Rolf Balgo (Lehrer, Motopäde, Systemischer Berater) und Regina Klaes (Sportwissenschaftlerin, Systemische Familientherapeutin) betrachten und behandeln das Phänomen Hyperaktivität aus systemischer Perspektive:
„Wie jedes andere Verhalten wird auch hyperaktives Verhalten sowohl als kommunikatives Geschehen als auch als Wegweiser für die Wirklichkeitskonstruktionen von Kindern und Erwachsenen verstanden. In einer systemisch orientierten Bewegungstherapie werden daher im gemeinsamen Bewegungsdialog Hypothesen gebildet:

  • über die den Bewegungen oder dem Verhalten zugrunde liegenden Wahrnehmungs-, Fühl- und Denkweisen der beteiligten Personen,
  • darüber, wie diese in die soziale Kommunikation und Interaktion einfließen bzw. hier ihre Entsprechung finden und
  • über die vorhandenen Stärken und Ressourcen.
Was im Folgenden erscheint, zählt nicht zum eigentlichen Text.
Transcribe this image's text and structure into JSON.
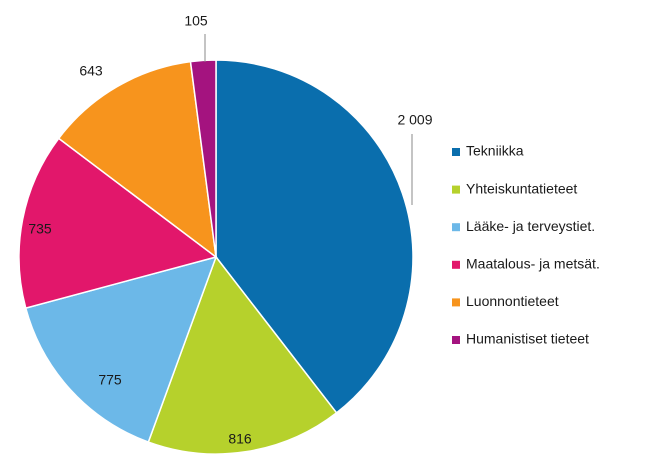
{
  "chart_data": {
    "type": "pie",
    "categories": [
      "Tekniikka",
      "Yhteiskuntatieteet",
      "Lääke- ja terveystiet.",
      "Maatalous- ja metsät.",
      "Luonnontieteet",
      "Humanistiset tieteet"
    ],
    "values": [
      2009,
      816,
      775,
      735,
      643,
      105
    ],
    "value_labels": [
      "2 009",
      "816",
      "775",
      "735",
      "643",
      "105"
    ],
    "colors": [
      "#0a6ead",
      "#b6d12c",
      "#6cb8e8",
      "#e2176b",
      "#f7941d",
      "#a4137f"
    ],
    "legend": "right"
  }
}
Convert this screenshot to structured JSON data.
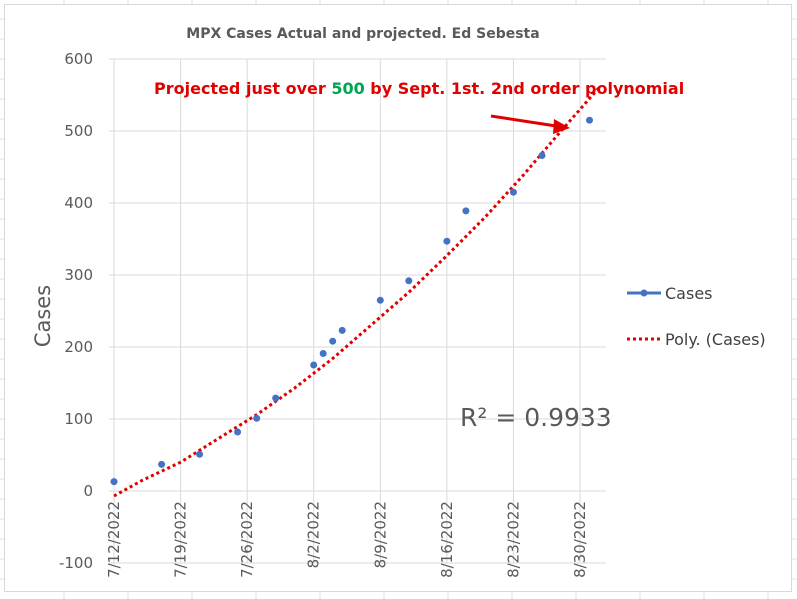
{
  "chart_data": {
    "type": "scatter",
    "title": "MPX Cases Actual and projected. Ed Sebesta",
    "ylabel": "Cases",
    "xlabel": "",
    "ylim": [
      -100,
      600
    ],
    "yticks": [
      -100,
      0,
      100,
      200,
      300,
      400,
      500,
      600
    ],
    "x_tick_labels": [
      "7/12/2022",
      "7/19/2022",
      "7/26/2022",
      "8/2/2022",
      "8/9/2022",
      "8/16/2022",
      "8/23/2022",
      "8/30/2022"
    ],
    "grid": true,
    "legend_position": "right",
    "series": [
      {
        "name": "Cases",
        "color": "#4472c4",
        "x": [
          "7/12/2022",
          "7/17/2022",
          "7/21/2022",
          "7/25/2022",
          "7/27/2022",
          "7/29/2022",
          "8/2/2022",
          "8/3/2022",
          "8/4/2022",
          "8/5/2022",
          "8/9/2022",
          "8/12/2022",
          "8/16/2022",
          "8/18/2022",
          "8/23/2022",
          "8/26/2022",
          "8/31/2022"
        ],
        "y": [
          13,
          37,
          51,
          82,
          101,
          129,
          175,
          191,
          208,
          223,
          265,
          292,
          347,
          389,
          415,
          466,
          515
        ]
      }
    ],
    "trendline": {
      "name": "Poly. (Cases)",
      "type": "polynomial",
      "order": 2,
      "color": "#e00000",
      "r_squared_label": "R² = 0.9933",
      "x": [
        "7/12/2022",
        "7/15/2022",
        "7/19/2022",
        "7/23/2022",
        "7/27/2022",
        "7/31/2022",
        "8/4/2022",
        "8/8/2022",
        "8/12/2022",
        "8/16/2022",
        "8/20/2022",
        "8/24/2022",
        "8/28/2022",
        "9/1/2022"
      ],
      "y": [
        -7,
        15,
        40,
        73,
        106,
        143,
        184,
        230,
        276,
        327,
        380,
        438,
        500,
        560
      ]
    },
    "annotation": {
      "parts": [
        {
          "text": "Projected just over ",
          "color": "#e00000"
        },
        {
          "text": "500",
          "color": "#00a550"
        },
        {
          "text": " by Sept. 1st. 2nd order polynomial",
          "color": "#e00000"
        }
      ],
      "arrow_color": "#e00000"
    }
  }
}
Die Hypothesen beziehen sich auf die mögliche Funktion des Symptomverhaltens im Kontext der sozialen Beziehungsmuster. Sie versuchen, den Wahrnehmungs- und Deutungsweisen der einzelnen Personen nachzukommen und dienen im bewegungstherapeutischen Prozess der Ideenentwicklung für angemessene Kontextveränderungen, durch die die Interaktionen der Klienten neue Anregungen erfahren sollen. Bei der Hypothesenbildung zu den vorhandenen Stärken und Ressourcen geht es um ’profizitorientiertes’ Denken. Das bedeutet, dass zunächst einmal alle Wirklichkeitskonstruktionen und die damit verbundenen Auswirkungen wie z. B. Probleme oder Symptome aus der Sicht der Betroffenen als sinnvoll erachtet werden. ....
     Im weiteren erfolgt die aktive Entwicklung von Bewegungs- und Spielsituationen, in denen dieser individuelle Sinn durch andere Kommunikationsgestaltungen, durch andere Erfahrungen, Erlebniswirklichkeiten, Sichtweisen und Bedeutungskonstruktionen zum einen berücksichtigt zum anderen aber auch weiterentwickelt werden kann.
Der Aufmerksamkeitsfokus geht weg vom Problem und hin zu den Stärken, Kompetenzen sowie der Sinnhaftigkeit des Tuns der Hilfesuchenden (Eggert 1997; Balgo 1997). Vergleichbar einer Verletzung, die nur vom gesunden Gewebe aus verheilt, scheint es hilfreicher zu sein, nicht das Problem zu betrachten, sondern die gemeinsame Suche nach schon vorhandenen Handlungsmöglichkeiten, Fähigkeiten und ungenutzten Ressourcen zu aktivieren.“ (S. 152/153)

Diese Sicht- und Handlungsweise erläutern Balgo und Klaes dann an zwei anschaulichen Beispielen aus ihrer Praxis.

Nachdem Hans A. Burmeister (Sportlehrer, Sportwissenschaftler, Lehrbeauftragter) „aus systemtheoretischer Sicht starke Argumente gegen den medizinischen Ansatz“ vorgebracht und mit einer Fallbeschreibung unterstrichen hat, läßt er das Buch mit folgender Provokation enden:
„Da es nicht um ’richtige’ oder ’falsche’ Theoriebildung gehen kann, sondern um die eigene, stimmige Position, von der aus wir unsere Entscheidungen treffen, haben wir mit der Einführung einer systemischen Perspektive erst einmal für Verunsicherung gesorgt. Destabilisierung ist aus systemischer Sicht Grundvoraussetzung für Entwicklungen. J. M. Keynes sagte einmal: ’Wenn die Fakten sich ändern, ändere ich meine Meinung’. Mit Einführung der Systemtheorie in dieses Fachgebiet haben sich die Fakten geändert.“ (S. 181)

Bei mir hat der Sammelband das erreicht, was er im Vorwort versprach: mein Denken wurde durch viele bunte Mosaiksteine erweitert und hat mir in der Praxis schon geholfen, in Einzelfällen stimmige Ein- und Umstellungen zu finden. Solche Wirkungen wünsche ich ihm in allen Praxisfeldern, in denen mit verstörten und rastlosen Kindern gearbeitet wird. Aber bitte im Sinne der Transversalen Vernunft, in der auch die Systemtheorie nur eines der vielen möglichen und nicht ein besonders privilegiertes Paradigma darstellt (vgl. Welsch: 'Vernunft' Kap.VII,2.a.).